Part Two

July 24, 2022, was the two year “an-knee-versary” (yes, I’m going to keep using that word) of my ACL reconstruction surgery.

I had a great weekend using my reconstructed and rehabbed knee. My partner and I swam in our pool Friday, Saturday, and Sunday. On Saturday after my first post-op Body Combat class, we walked about half a mile to a local pub to play pool, have drinks, and eat delicious street tacos, and we did strength training on Sunday before our afternoon swim. Unlike this time last summer, I was not recovering from another arthroscopy. I haven’t reached 100% flexion and extension, but I’m so much closer than I was a year ago.

Despite the current state of the world, I’m feeling more relaxed and optimistic about my future than I have in a long time.

This time last year I wrote a post about “feeling unstuck when there’s no end in sight.” I’d made a lot of progress with my knee, but, progress was still difficult, slow, and at times felt as if it were moving backward.

My life felt like that too. 

I had plenty of moments of feeling pretty bad, but overall I did take the advice I shared in last year’s article. I learned to be patient with my frustration and not get caught in an emotional spiral. I worked on what I could control. I very slowly let go of the need for everything to be perfect and “right.”

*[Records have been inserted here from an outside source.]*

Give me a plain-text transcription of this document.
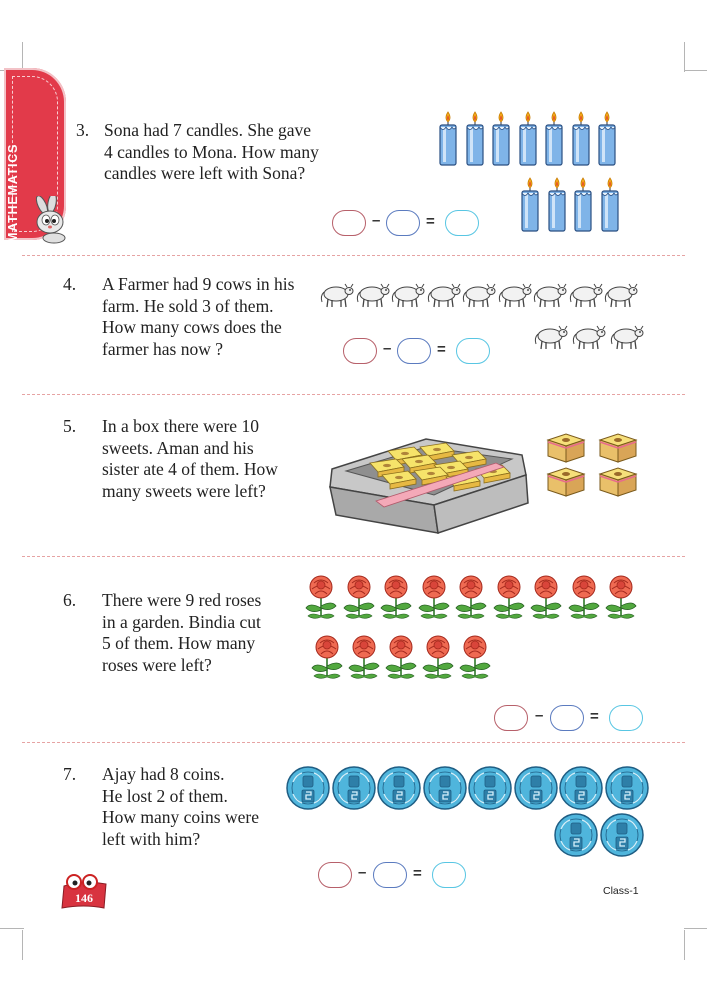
MATHEMATICS
3. Sona had 7 candles. She gave
4 candles to Mona. How many
candles were left with Sona?
–	=
4. A Farmer had 9 cows in his
farm. He sold 3 of them.
How many cows does the
farmer has now ?	–	=
5. In a box there were 10
sweets. Aman and his
sister ate 4 of them. How
many sweets were left?
6. There were 9 red roses
in a garden. Bindia cut
5 of them. How many
roses were left?
–	=
7. Ajay had 8 coins.
He lost 2 of them.
How many coins were
left with him?
–	=
146	Class-1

The most helpful and yet most infuriating factor: time. I just had to keep doing what I could do to stay sane and get more physically fit and let things work out in time. The deus ex machina I prayed for never came other than a big change at work, and even then, that has required several months of learning and adjusting.

My old therapist Ramona, who is mentioned in my memoir, used to say, “One day at a time…It. Will All. Work. Out.”

So, how to get unstuck? Go back to last year’s article and read the tips. Do what you can, give yourself grace when you can’t, and be patient.